A veces creemos que nuestra vida de fe es cosa sólo de nuestra razón: “o se cree o no se cree”, suele decirse con cierta rotundidad. Y es verdad, creer es fiarse de alguien y se fía uno de quien da razones suficientes para ello. Pero no sólo se trata de razones. Se necesita también corazón: el niño pequeño cuando coge la mano de la madre ante una amenaza no ha hecho un razonamiento, simplemente ha unido su corazón al de su madre en un latido común. Esta sintonía le llena de seguridad.
Y en la fe también entra el juego el corazón: no sólo hace falta tener razones para creer sino que es necesario también unir la voluntad a la razón y decir “quiero creer”: se necesitan “motivaciones para ser creyente”.
Y la mejor motivación es descubrir la valía de Aquel en quien creemos. El Evangelio lo expresa con una frase clara: “Jesús enseñaba con autoridad” . Osea su manera de explicar la Buena Noticia del Evangelio lo hacía con obras y palabras: signos y milagros que demostraban su divinidad. Su Palabra seducía y sus gestos y milagros convencían.

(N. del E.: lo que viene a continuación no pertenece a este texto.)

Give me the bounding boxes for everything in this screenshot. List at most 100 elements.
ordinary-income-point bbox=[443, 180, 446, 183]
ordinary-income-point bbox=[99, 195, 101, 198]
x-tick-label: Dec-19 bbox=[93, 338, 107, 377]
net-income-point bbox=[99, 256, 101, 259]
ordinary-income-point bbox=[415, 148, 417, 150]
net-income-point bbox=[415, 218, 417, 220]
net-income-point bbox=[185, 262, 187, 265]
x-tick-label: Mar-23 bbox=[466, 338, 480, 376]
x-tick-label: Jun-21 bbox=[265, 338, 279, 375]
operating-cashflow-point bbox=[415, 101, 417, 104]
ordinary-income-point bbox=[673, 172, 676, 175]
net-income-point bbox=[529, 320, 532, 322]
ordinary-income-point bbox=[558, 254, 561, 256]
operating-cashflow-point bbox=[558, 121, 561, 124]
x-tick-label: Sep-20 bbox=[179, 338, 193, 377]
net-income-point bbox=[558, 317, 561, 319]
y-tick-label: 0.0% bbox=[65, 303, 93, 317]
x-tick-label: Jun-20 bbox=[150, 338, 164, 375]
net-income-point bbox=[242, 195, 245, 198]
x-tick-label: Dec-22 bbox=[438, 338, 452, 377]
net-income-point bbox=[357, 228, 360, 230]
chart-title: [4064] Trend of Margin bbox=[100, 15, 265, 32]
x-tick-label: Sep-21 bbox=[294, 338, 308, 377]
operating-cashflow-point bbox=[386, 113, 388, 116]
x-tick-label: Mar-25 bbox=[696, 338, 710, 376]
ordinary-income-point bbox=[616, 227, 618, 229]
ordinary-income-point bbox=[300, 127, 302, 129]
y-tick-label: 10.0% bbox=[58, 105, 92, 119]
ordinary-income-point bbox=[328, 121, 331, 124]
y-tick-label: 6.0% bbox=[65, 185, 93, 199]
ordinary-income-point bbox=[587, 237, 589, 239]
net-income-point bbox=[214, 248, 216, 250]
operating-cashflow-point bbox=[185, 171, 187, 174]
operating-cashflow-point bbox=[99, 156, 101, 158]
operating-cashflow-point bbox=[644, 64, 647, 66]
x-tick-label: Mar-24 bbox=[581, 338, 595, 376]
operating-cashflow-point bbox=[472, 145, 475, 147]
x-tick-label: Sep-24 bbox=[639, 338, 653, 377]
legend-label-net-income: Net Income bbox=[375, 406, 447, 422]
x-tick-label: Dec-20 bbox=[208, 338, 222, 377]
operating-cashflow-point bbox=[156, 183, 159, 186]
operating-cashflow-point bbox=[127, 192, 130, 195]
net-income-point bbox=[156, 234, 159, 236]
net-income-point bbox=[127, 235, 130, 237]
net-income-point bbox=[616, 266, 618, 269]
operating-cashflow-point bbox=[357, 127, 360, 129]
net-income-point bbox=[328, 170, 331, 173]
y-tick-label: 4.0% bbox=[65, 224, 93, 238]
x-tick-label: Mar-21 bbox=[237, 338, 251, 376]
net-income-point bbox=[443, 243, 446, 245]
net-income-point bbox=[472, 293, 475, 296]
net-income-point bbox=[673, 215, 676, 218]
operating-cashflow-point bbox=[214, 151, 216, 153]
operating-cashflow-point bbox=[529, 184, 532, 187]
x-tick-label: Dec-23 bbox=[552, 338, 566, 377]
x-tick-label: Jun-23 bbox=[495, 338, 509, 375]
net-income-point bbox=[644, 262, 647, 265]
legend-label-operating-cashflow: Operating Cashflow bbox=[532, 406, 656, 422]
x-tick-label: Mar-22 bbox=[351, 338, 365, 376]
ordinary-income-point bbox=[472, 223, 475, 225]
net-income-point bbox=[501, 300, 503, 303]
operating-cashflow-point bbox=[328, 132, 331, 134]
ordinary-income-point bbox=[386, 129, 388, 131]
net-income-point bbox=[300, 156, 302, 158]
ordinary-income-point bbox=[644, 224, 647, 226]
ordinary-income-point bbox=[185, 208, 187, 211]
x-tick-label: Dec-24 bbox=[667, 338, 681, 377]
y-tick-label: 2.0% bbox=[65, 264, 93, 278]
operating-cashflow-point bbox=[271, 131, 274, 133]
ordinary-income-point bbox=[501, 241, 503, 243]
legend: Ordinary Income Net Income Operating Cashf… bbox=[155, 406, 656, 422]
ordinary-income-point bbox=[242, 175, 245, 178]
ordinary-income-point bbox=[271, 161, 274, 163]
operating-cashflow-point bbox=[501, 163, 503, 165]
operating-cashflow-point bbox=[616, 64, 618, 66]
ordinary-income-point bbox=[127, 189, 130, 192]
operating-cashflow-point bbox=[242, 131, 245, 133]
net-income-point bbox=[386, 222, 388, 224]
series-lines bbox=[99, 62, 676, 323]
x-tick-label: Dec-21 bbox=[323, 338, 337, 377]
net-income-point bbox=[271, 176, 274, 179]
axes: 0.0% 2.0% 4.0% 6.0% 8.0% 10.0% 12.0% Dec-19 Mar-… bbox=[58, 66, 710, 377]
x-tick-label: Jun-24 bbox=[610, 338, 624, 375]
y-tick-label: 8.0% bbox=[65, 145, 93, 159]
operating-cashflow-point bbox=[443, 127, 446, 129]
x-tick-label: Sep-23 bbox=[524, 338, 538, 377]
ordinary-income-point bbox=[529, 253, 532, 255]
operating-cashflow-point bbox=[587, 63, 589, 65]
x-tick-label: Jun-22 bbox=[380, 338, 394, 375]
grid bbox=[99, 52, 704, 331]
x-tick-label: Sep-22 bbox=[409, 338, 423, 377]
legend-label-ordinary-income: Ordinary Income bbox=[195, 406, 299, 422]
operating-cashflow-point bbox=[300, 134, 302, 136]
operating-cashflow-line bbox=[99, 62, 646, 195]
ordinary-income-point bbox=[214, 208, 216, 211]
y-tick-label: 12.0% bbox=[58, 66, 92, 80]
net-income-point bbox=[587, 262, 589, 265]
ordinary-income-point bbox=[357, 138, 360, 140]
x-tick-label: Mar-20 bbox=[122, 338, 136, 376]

La fe es una respuesta: Dios que se me ofrece y se revela como Padre amoroso, que entrega a su Hijo para la Salvación de todos y nos envía el Espíritu Santo para guiarnos en los caminos de la vida, con el acompañamiento maternal de la Iglesia Y a esta iniciativa divina el hombre responde con la fe: “me fío de Dios”; sé que quiere mi bien, experimento que su paternidad me da fuerza, que Jesucristo el Señor me amó tanto que se entregó por mi, que el Espíritu ilumina mi marcha hasta la casa definitiva del Padre.
Y el corazón iluminado por la fe rompe la fría lógica de la fría razón: la fe me susurra que Dios me sigue amando a pesar de mi infidelidad; que Jesucristo me perdona setenta veces siete y lo proclama desde la cruz; que la muerte está vencida porque Dios abre la esperanza de la vida eterna.
Por ello, en cuestiones de fe, no sólo movamos las razones, es necesario también “levantar el corazón” y ponerlo a la altura de Dios, uniendo corazones. Por ello, el apóstol Pablo en su carta nos pide un corazón bien dispuesto y en orden. Se trata de un corazón que sintonice con el inmenso amor del corazón de Cristo.